La casa sin risas

Por Nechi Dorado

Desde mucho tiempo atrás, sobre la casa, se había desplegado una sombra que parecía envolver todo. La mujer buscaba en qué cajón de recuerdos podía estar escondida la sonrisa, que ya ni recordaba como era, tiempo atrás, cuando fuera la luz que iluminaba todo.

Arrastró hacia su presente, la risa de los niños, las voces de los que ya no estaban, las flores del jardín, los perritos corriendo entre el césped del parquecito, los gorriones haciendo nido entre las tejas rojas que cuando llovía, parecían convertirse en el tobogán de las gotas que terminaban estrelladas contra el piso formando charcos, en los que ella solía encontrar formas. Y todos reían de sus encuentros.

-Mirá, hay una rana en ese charco, decía.

-No mami, es un murciélago, encontraba el mayor con aires de suficiencia.

-No, un camioncito con vaquitas, explicaba el del medio, buscador compulsivo de camiones.

¡-No, no, no, es un cócoro! decía el más pequeño refiriéndose a un helicóptero.

Y reían y la tarde se llenaba de sol, pese a la lluvia. Pese a las figuras dispares que aparecían en los charcos.

Pasaron los años y sólo el menor siguió encontrando risas aún entre las tristezas.

La sonrisa no estaba en ningún lado, últimamente.

En su lugar, una enorme tijera oxidada daba la impresión de cortar el manto tibio que caía sobre la mesa del comedor, enmudeciendo la cena. Empalideciendo la noche, convirtiéndola en una masa informe sin rostro y sin voz. Sin aromas y sin calor.

Sin embargo, estaría apoltronada en algún un rincón, casi dormida, estaba segura de ello porque la alegría nunca fenece a pesar de los esfuerzos por ensombrecerla, que hace la intolerancia, el estrés, la realidad más descarnada en un mundo que se va desgajando de a poco, como oxidado de tanto consumir basura.

¿Estará tan dormida que parecería muerta si la encontrara? Pensaba, mientras la ansiedad la precipitaba hacia la búsqueda.

Cuando al fin creyó hallarla, en su lugar halló un rictus de amargura. Lo tomó entre sus manos acariciándolo, tratando de darle el calor que había perdido, soplándolo suavecito como para devolverle la tibieza. Lo sacudió también, casi desesperada llevando hacia arriba la comisura transfigurada.

Sobre la mesita ratona en el centro del living, impactó un trozo de mampostería desprendido desde la araña del techo, cuya luz bañaba los recuerdos de esos tiempos pasados, rajando el cristal que protegía la foto de los niños posando un primer día de clases muy lejano.
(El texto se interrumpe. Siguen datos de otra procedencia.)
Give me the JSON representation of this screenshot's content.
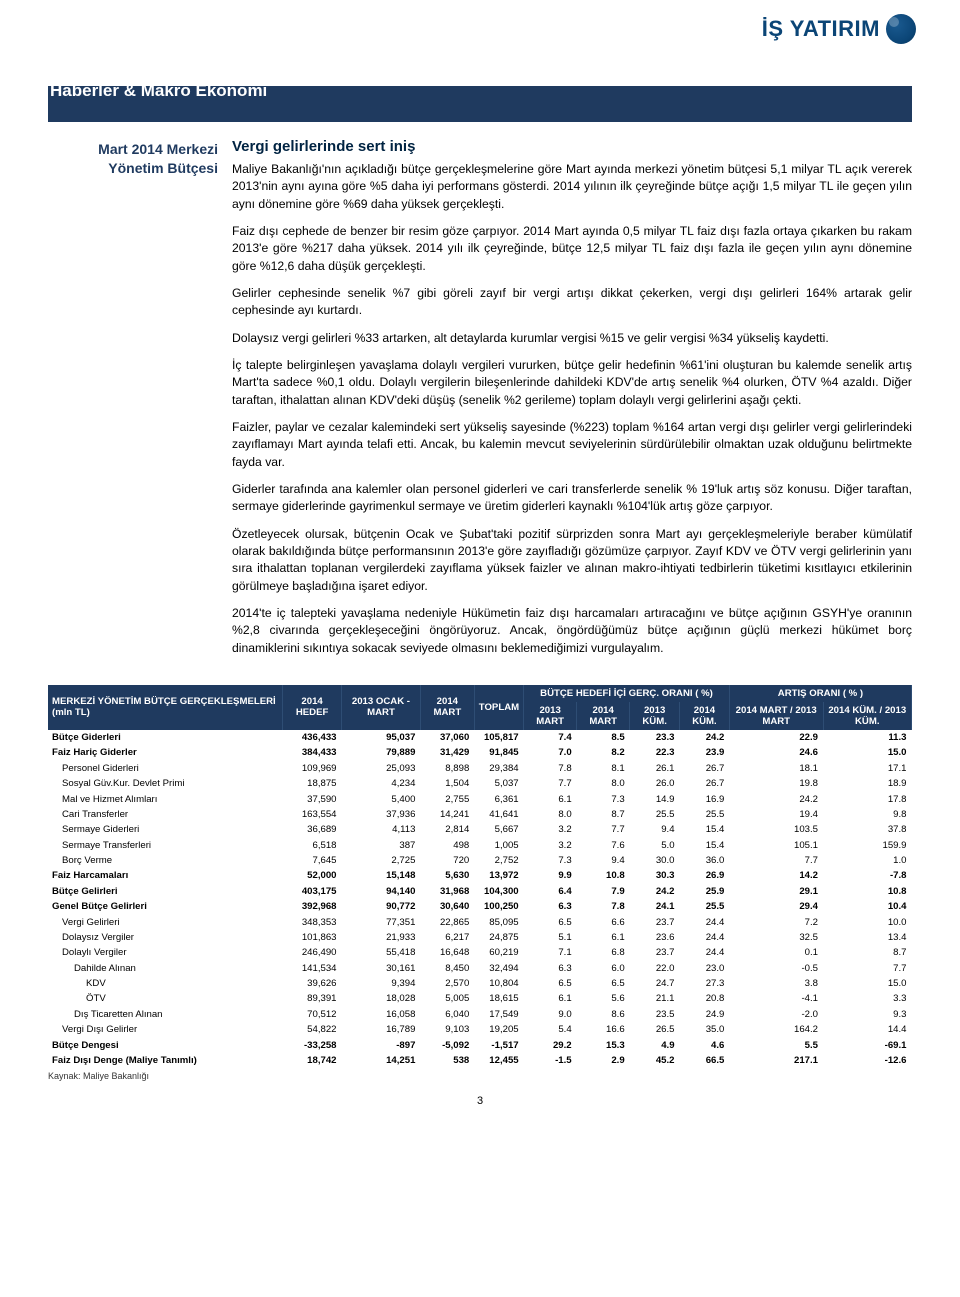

Los tres juntos, compartiendo infancia.

Allí estaba la sonrisa, atrapada en los rostros pequeños. Por ahí, pensó, el sacudón aleje la sombra que cada noche inunda nuestra casa.

-Si regresa ese ayer, siguió pensando, revivirá la alegría, volverá la luz de la comprensión y todo será como era entonces.
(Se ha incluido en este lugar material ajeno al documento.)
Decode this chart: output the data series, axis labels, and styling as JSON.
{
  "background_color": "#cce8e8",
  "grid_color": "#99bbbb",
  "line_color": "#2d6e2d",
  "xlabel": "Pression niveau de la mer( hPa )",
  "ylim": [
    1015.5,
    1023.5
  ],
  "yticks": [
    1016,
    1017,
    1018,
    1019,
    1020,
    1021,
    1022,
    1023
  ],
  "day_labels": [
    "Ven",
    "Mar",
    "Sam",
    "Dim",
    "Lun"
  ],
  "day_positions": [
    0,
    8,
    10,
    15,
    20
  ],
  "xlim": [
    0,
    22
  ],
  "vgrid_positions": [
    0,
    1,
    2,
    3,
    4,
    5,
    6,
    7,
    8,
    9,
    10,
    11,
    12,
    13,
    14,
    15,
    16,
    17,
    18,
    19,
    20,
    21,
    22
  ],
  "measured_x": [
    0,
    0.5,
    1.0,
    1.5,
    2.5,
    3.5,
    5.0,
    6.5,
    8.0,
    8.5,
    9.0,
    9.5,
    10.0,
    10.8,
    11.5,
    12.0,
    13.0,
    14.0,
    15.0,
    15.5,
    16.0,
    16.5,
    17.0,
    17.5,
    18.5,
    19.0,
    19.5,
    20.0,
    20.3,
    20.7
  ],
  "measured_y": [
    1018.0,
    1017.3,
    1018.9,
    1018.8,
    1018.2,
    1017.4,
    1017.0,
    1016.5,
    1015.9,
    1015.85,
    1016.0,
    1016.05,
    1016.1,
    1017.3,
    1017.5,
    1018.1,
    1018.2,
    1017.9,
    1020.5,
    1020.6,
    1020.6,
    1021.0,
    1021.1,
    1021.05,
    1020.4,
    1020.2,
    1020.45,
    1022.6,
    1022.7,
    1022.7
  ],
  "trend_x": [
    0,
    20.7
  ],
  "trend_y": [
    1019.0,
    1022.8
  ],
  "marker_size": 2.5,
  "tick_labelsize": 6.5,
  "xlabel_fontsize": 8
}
Mientras tanto, la casa, se desgarraba entre nostálgicos tiempos lejanos. Afuera hacía frío, adentro, más.

Pero ella, la mujer madre indoblegable cuando de búsquedas se tratara, siguió sosteniendo los pilares como para que la casa se apoyara en sus espaldas firmes, fuertes, demorando su derrumbe total, sobre todo, si pudiera afectar a sus retoños.

La casa era el símbolo de la decadencia de una familia inmersa en la locura de un mundo alienado que late sonidos de tristeza.

-Nada que no se pueda modificar, murmuró casi sin voz, mientras buscaba entre las hierbas del jardín un pasado al que se negaba dejar agonizando.

Llovía esa tarde de invierno, los charcos volvieron a crear formas. Sólo ella se hizo el tiempo para observarlos. Los demás seguían inmersos en sus propias vidas, la rutina y los problemas de la calle robaron lo que quedaba de esa historia de amor y compañerismo.

La enorme tijera oxidada, nuevamente, daba la impresión de cortar el manto tibio que caía sobre la mesa del comedor, enmudeciendo la cena. Empalideciendo la noche, convirtiéndola en una masa informe sin rostro y sin voz. Sin aromas y sin calor.

Ella volvió a poner los huesos de su espalda tratando de impedir la agonía del pasado.